UN High Commissioner for Human Rights Michelle Bachelet on Tuesday urged Saudi Arabia to be more transparent in its investigation into the disappearance of journalist Jamal Khashoggi last week. “Mr Khashoggi entered the Consulate and has never been seen since, [so] the onus is on the Saudi authorities to reveal what happened to him from that point onwards,” she said.

Khashoggi is a Saudi journalist who, after writing columns in The Washington Post critical of the ruling family, went into exile in Turkey. Last week, he disappeared into the Saudi Consulate in Istanbul and did not emerge, and intelligence agencies from around the world claim evidence of his death.

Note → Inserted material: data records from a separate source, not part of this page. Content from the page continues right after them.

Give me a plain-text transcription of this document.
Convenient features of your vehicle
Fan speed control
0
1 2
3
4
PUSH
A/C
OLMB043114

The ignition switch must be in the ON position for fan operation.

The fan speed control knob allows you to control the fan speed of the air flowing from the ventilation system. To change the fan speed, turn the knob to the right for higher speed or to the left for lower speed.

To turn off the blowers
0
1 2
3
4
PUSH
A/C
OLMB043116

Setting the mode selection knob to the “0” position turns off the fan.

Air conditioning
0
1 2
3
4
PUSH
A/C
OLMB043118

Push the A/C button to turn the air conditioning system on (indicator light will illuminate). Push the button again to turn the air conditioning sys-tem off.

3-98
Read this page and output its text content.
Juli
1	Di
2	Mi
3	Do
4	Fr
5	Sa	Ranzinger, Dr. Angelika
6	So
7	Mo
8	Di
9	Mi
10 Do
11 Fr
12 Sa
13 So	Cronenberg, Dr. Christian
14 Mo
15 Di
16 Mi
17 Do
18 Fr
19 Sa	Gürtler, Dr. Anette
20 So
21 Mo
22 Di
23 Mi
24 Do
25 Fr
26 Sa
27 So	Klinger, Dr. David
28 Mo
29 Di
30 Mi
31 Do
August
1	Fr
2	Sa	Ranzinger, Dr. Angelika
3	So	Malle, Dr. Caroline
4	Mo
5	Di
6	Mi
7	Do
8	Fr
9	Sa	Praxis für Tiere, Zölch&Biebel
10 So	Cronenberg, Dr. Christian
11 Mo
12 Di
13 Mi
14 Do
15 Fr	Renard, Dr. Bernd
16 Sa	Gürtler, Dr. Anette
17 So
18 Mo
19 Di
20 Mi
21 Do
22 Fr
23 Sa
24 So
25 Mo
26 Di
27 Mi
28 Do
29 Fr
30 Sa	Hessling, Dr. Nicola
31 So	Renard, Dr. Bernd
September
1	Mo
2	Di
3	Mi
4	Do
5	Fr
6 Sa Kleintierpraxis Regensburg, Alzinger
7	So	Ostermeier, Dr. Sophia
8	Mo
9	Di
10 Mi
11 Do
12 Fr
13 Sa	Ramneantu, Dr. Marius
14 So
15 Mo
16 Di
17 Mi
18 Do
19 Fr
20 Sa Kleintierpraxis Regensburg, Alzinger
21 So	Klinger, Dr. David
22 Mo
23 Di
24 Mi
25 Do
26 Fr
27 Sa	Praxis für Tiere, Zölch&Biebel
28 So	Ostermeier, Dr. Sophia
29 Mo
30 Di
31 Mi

In her statement, Bachelet encouraged the waiver of the 1963 Vienna Convention on Consular Relations, which provides protection for consular staff. Under this convention, embassies and consulates cannot be searched without international authority. The UN, however, believes that this issue is grave enough for immediate search of the Saudi Consulate in Istanbul.

On Tuesday, US Secretary of State Mike Pompeo met with King Salman in Riyadh and “agreed on the importance of a thorough, transparent, and timely investigation that provides answers.”

In its press release, the UN reminded the public that 2018 is the 70th anniversary of The Universal Declaration of Human Rights, to which the international governing body encourages all nations adhere.